Atheists' ridicule won't win friends and influence people
Barney Zwartz is religion editor of The Age
http://www.theage.com.au/
March 16, 2010
Richard Dawkins addresses the Global Atheist ConventionPhoto: Luis Ascui
If the meek really do inherit the earth, it won't be the atheists who turned out in force in Melbourne at the weekend for what organisers believe to be the world's biggest atheist conference.
It probably does mark in some way a coming of age for the militant atheist movement: they are visible and vocal, energetic and starting to become organised. They are gaining in confidence, which is no bad thing - but, as a couple of brave speakers observed, they would be much more persuasive if a touch less strident, a touch less dogmatic, a touch humble.
We are all enriched when people think through serious issues rather than inheriting parental or cultural assumptions, and when atheists advocate a view of a better society they must be taken seriously. By implication, of course, they must extend the same courtesy.
One lesson the atheist movement is learning, as the convention shows, is that it must broaden its appeal, reaching out to secularists, rationalists and others who share similar goals.
Evaluating the convention depends on what one considers its purpose. If it was to validate hardline atheists to themselves and give them confidence, it was a triumph. If it was to take a mature look at how to advance the cause of secularism, politically and socially, the speakers should probably have spent less time ridiculing religion and more on positive and practical ideas.
It was superfluous for speaker after speaker to point out that believers are deluded fantasists who believe in a magic friend who does magic tricks, because for almost everyone at the conference that was an article of faith already.
Many there would be horrified at how similar it was to evangelical meetings I have covered, down to the bouffant-haired televangelist prototype in Atheist Alliance International president Stuart Bechman, who was master of ceremonies. Every jibe brought a burst of applause - all that was missing was the "hallelujahs".
A convention about something you don't believe in is an odd thing. I wondered last week on my blog whether it risked being a self-congratulatory gabfest of like-minded people united mostly by their disdain for believers. It wasn't. Certainly there was plenty of disdain, but the general atmosphere was less smug than expectant, eager, hopeful. Although a couple of speakers were crude polemicists or intolerably shallow, the key speakers offered much more.
When he talks about science, Richard Dawkins is articulate, accessible and passionate, and I was impressed by philosophers Peter Singer, A.C.Grayling and Tamas Pataki, and by Taslima Nasrin, whose personal story of being exiled for fighting for women's freedom in Muslim Bangladesh reduced many to tears.

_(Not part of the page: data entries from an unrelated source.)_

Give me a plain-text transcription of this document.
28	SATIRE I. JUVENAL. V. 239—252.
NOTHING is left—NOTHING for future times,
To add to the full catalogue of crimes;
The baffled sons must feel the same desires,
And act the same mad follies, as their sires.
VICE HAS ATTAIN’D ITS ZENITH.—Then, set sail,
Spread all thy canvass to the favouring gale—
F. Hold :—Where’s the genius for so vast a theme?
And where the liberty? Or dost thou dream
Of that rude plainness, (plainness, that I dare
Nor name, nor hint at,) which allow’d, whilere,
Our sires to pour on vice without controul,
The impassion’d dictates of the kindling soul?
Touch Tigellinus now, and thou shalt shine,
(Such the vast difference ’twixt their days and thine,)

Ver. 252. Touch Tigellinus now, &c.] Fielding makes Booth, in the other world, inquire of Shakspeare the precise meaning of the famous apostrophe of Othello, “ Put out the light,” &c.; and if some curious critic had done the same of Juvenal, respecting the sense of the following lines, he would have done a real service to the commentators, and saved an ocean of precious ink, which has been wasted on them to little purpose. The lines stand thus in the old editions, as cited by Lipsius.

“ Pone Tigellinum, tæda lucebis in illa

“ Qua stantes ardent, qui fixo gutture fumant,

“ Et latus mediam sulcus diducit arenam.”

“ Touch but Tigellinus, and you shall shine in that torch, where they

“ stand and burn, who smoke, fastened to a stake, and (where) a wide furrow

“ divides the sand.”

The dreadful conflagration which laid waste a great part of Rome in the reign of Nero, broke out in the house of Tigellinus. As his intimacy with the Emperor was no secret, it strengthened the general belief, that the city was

In Australia, as a sociologist told me, organised atheism is a nascent movement that has yet to learn to articulate its own viewpoint without misrepresenting others. But it took Christians a long time to learn that, and some still haven't.
Here's my advice. If atheists can reduce their contempt for believers and work harder for their positive goal - reducing the footprint of religion in society - they may begin to exert more of the influence they feel they deserve.
But, to be effective, they need clear and focused targets. Some of these were identified, such as removing funding for religious schools, removing tax exemptions for religious agencies, and working to make separation of church and state more explicit.
When it comes to secularism, they have more support than perhaps they realise. Many Christians and agnostics support secularism, as long as it is understood as a voice for all in which none is privileged, rather than the removal of any religious voice from the public arena (which would be undemocratic).
The humour at the convention was in some ways the most revealing aspect. Some I found very clever; but some it would be charitable to categorise as inept.
American comedian Jamie Kilstein bellowed a monologue at about 600 words a minute, making him hard to hear: just as well, perhaps, as two-thirds of the words began with "f" and ended with "k", and the rest were very specific about gay sexual practices. More than one present confided that it was the low point for them, especially with children there.
Also unworthy were ABC science presenter Robyn Williams offering "a devastating argument against religion in two words: Senator Fielding"; former Hillsong member Tanya Levin: "I'm finally getting to hang out with the adults"; and Rationalist Society president Ian Robinson, asking whether there were any believers in the audience. "OK, I'll speak really slowly." (Wild applause after each.)
What was missing was any sign of self-deprecation. Atheism will be a mature movement in Australia when atheists can laugh not just at the religious, but at themselves.